Anche il personaggio di Shrike (Stephen Lang) desta interesse. Ultimo superstite di un gruppo di uomini-macchina costruiti a partire da umani deceduti, viene sguinzagliato da Valentine contro Hester e Tom e li insegue in capo al mondo in cerca di vendetta per motivi che verranno chiariti solo in seguito. In questa inarrestabile creatura, che non può non far pensare ai Terminator di James Cameron, convergono diversi stereotipi della narrazione: zombie e cyborg naturalmente, ma anche vendicatore, loner e addirittura genitore affettuoso. La combinazione di tutti questi aspetti ormai codificati riesce però a costruire un personaggio comunque in grado di funzionare alla perfezione e capace di trasmettere una carica emozionale affatto scontata per un personaggio di questo tipo.

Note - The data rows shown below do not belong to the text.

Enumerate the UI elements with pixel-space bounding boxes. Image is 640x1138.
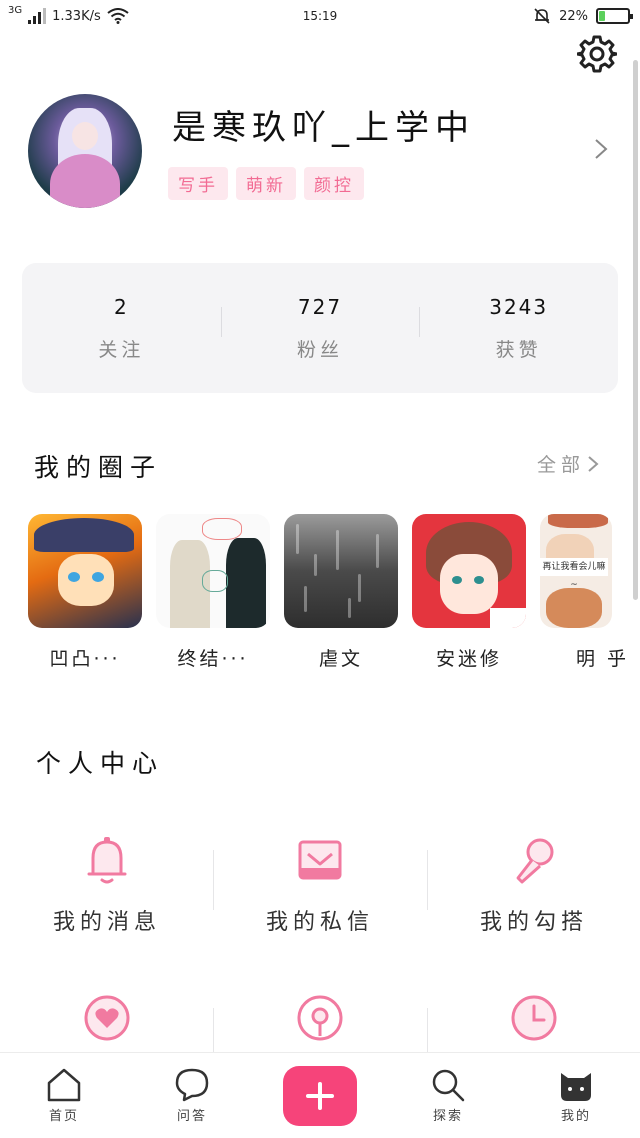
profile-tag[interactable]: 写手 bbox=[168, 167, 228, 200]
microphone-icon bbox=[516, 838, 554, 884]
circle-name: 终结··· bbox=[177, 648, 249, 670]
chevron-right-icon[interactable] bbox=[594, 138, 608, 160]
circle-item[interactable]: 安迷修 bbox=[412, 514, 526, 671]
tab-label: 问答 bbox=[176, 1109, 207, 1124]
stat-label: 获赞 bbox=[495, 338, 542, 361]
battery-icon bbox=[596, 8, 633, 24]
stat-value: 3243 bbox=[489, 294, 549, 319]
thumb-shape bbox=[92, 572, 104, 582]
battery-fill bbox=[599, 11, 606, 21]
circle-thumbnail: 再让我看会儿嘛~ bbox=[540, 514, 612, 628]
tab-label: 我的 bbox=[560, 1109, 591, 1124]
menu-label: 我的勾搭 bbox=[479, 910, 588, 935]
thumb-shape bbox=[336, 530, 339, 570]
thumb-shape bbox=[202, 570, 228, 592]
scrollbar[interactable] bbox=[633, 60, 638, 600]
menu-item-favorites[interactable] bbox=[0, 994, 214, 1060]
stat-value: 727 bbox=[297, 294, 343, 319]
thumb-shape bbox=[304, 586, 307, 612]
create-post-button[interactable] bbox=[283, 1066, 357, 1126]
tab-qa[interactable]: 问答 bbox=[128, 1053, 256, 1138]
stat-label: 粉丝 bbox=[297, 338, 344, 361]
thumb-shape bbox=[548, 514, 608, 528]
plus-icon-stroke bbox=[318, 1082, 322, 1110]
menu-my-messages[interactable]: 我的消息 bbox=[0, 836, 214, 936]
thumb-shape bbox=[68, 572, 80, 582]
see-all-label: 全部 bbox=[537, 454, 586, 476]
avatar-dress bbox=[50, 154, 120, 208]
thumb-shape bbox=[348, 598, 351, 618]
circle-thumbnail bbox=[412, 514, 526, 628]
mute-bell-icon bbox=[534, 8, 550, 24]
thumb-shape bbox=[474, 576, 484, 584]
circle-item[interactable]: 凹凸··· bbox=[28, 514, 142, 671]
tab-explore[interactable]: 探索 bbox=[384, 1053, 512, 1138]
thumb-shape bbox=[202, 518, 242, 540]
home-icon bbox=[47, 1068, 81, 1102]
circle-item[interactable]: 终结··· bbox=[156, 514, 270, 671]
avatar[interactable] bbox=[28, 94, 142, 208]
profile-tag[interactable]: 颜控 bbox=[304, 167, 364, 200]
thumb-shape bbox=[358, 574, 361, 602]
status-right: 22% bbox=[533, 7, 633, 25]
circle-name: 安迷修 bbox=[435, 648, 502, 670]
profile-tag[interactable]: 萌新 bbox=[236, 167, 296, 200]
battery-percent: 22% bbox=[559, 8, 588, 24]
profile-tags: 写手 萌新 颜控 bbox=[168, 167, 364, 200]
avatar-face bbox=[72, 122, 98, 150]
circles-section-title: 我的圈子 bbox=[34, 453, 163, 482]
status-bar: 3G 1.33K/s 15:19 22% bbox=[0, 0, 640, 34]
gear-icon[interactable] bbox=[577, 34, 617, 74]
bottom-tab-bar: 首页 问答 探索 我的 bbox=[0, 1052, 640, 1138]
broadcast-icon bbox=[297, 995, 343, 1041]
thumb-caption: 再让我看会儿嘛~ bbox=[540, 558, 608, 590]
clock-icon bbox=[511, 995, 557, 1041]
heart-icon bbox=[84, 995, 130, 1041]
menu-item-history[interactable] bbox=[427, 994, 640, 1060]
thumb-shape bbox=[58, 554, 114, 606]
chat-bubble-icon bbox=[175, 1068, 209, 1102]
circle-item[interactable]: 再让我看会儿嘛~ 明 乎 bbox=[540, 514, 630, 671]
thumb-shape bbox=[314, 554, 317, 576]
menu-label: 我的私信 bbox=[265, 910, 374, 935]
thumb-shape bbox=[34, 518, 134, 552]
circle-name: 凹凸··· bbox=[49, 648, 121, 670]
stat-likes[interactable]: 3243 获赞 bbox=[419, 295, 618, 362]
stat-label: 关注 bbox=[98, 338, 145, 361]
tab-label: 探索 bbox=[432, 1109, 463, 1124]
tab-home[interactable]: 首页 bbox=[0, 1053, 128, 1138]
username[interactable]: 是寒玖吖_上学中 bbox=[172, 100, 475, 149]
circle-thumbnail bbox=[28, 514, 142, 628]
stat-value: 2 bbox=[113, 294, 129, 319]
stat-following[interactable]: 2 关注 bbox=[22, 295, 221, 362]
menu-item-broadcast[interactable] bbox=[213, 994, 427, 1060]
stats-card: 2 关注 727 粉丝 3243 获赞 bbox=[22, 263, 618, 393]
see-all-link[interactable]: 全部 bbox=[537, 450, 599, 477]
cat-icon bbox=[561, 1073, 591, 1101]
circle-thumbnail bbox=[156, 514, 270, 628]
tab-label: 首页 bbox=[48, 1109, 79, 1124]
mail-icon bbox=[298, 840, 342, 880]
thumb-shape bbox=[440, 554, 498, 614]
personal-center-title: 个人中心 bbox=[36, 749, 165, 778]
menu-my-private-messages[interactable]: 我的私信 bbox=[213, 836, 427, 936]
stat-followers[interactable]: 727 粉丝 bbox=[220, 294, 420, 362]
tab-me[interactable]: 我的 bbox=[512, 1053, 640, 1138]
thumb-shape bbox=[376, 534, 379, 568]
thumb-shape bbox=[452, 576, 462, 584]
thumb-shape bbox=[296, 524, 299, 554]
circles-row[interactable]: 凹凸··· 终结··· 虐文 安迷修 再让我看会儿嘛~ 明 乎 bbox=[28, 514, 640, 674]
circle-thumbnail bbox=[284, 514, 398, 628]
circle-item[interactable]: 虐文 bbox=[284, 514, 398, 671]
menu-my-hookups[interactable]: 我的勾搭 bbox=[427, 836, 640, 936]
circle-name: 虐文 bbox=[318, 648, 363, 670]
bell-icon bbox=[87, 837, 127, 884]
thumb-shape bbox=[490, 608, 526, 628]
menu-label: 我的消息 bbox=[52, 910, 161, 935]
thumb-shape bbox=[546, 588, 602, 628]
search-icon bbox=[432, 1069, 465, 1102]
circle-name: 明 乎 bbox=[576, 648, 630, 670]
chevron-right-icon bbox=[588, 455, 599, 472]
thumb-shape bbox=[226, 538, 266, 628]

Il sottotesto storico e sociopolitico è un altro ottimo punto a favore di Macchine mortali. L’idea che la città di Londra sia il nemico imperialista si sposa benissimo con il fatto che il regista e produttore siano entrambi originari di un’ex colonia britannica come la Nuova Zelanda. La vena colonizzatrice del Regno Unito viene fatta rivivere in una Londra aggressiva e quasi regredita all’età vittoriana, periodo di massima espansione dell’Impero Britannico, rendendo evidente come per gli autori l’indole conquistatrice del popolo inglese sia un aspetto indissolubile della sua personalità.

A questa tematica si collega direttamente l’attacco alla società nella quale al momento viviamo, destinata ad autodistruggersi con l’aumentare dell’avidità e dell’ignoranza. Raccontando l’apocalisse, Tom fa riferimento al fatto che l’umanità avesse col tempo disimparato a leggere e scrivere, rispecchiando il pensiero che diversi nostri contemporanei stanno portando avanti in questo periodo; il tasso di analfabetismo funzionale attualmente in aumento lascia campo libero al pessimismo di molti. Per quanto la critica possa forse risultare semplicistica e un filo qualunquista, la sceneggiatura compensa poco dopo specificando come in realtà l’umanità non sia mai cambiata davvero nei suoi aspetti negativi: semplicemente, al tempo dell’apocalisse aveva armi più potenti a disposizione.

Se quindi il film da un lato soffre di una costruzione troppo poco originale, in tutti i sensi visti finora, dall’altro presenta varie caratteristiche lodevoli che aiutano a distinguerlo nel panorama mainstream recente. Un interessante blockbuster dunque, purtroppo destinato al fallimento commerciale per due motivi: lo scoraggiamento di molti spettatori a causa delle idee di base, e il passaparola negativo di chi lo avrà visto cogliendone solo gli aspetti più derivativi e “sciocchi”. Peccato.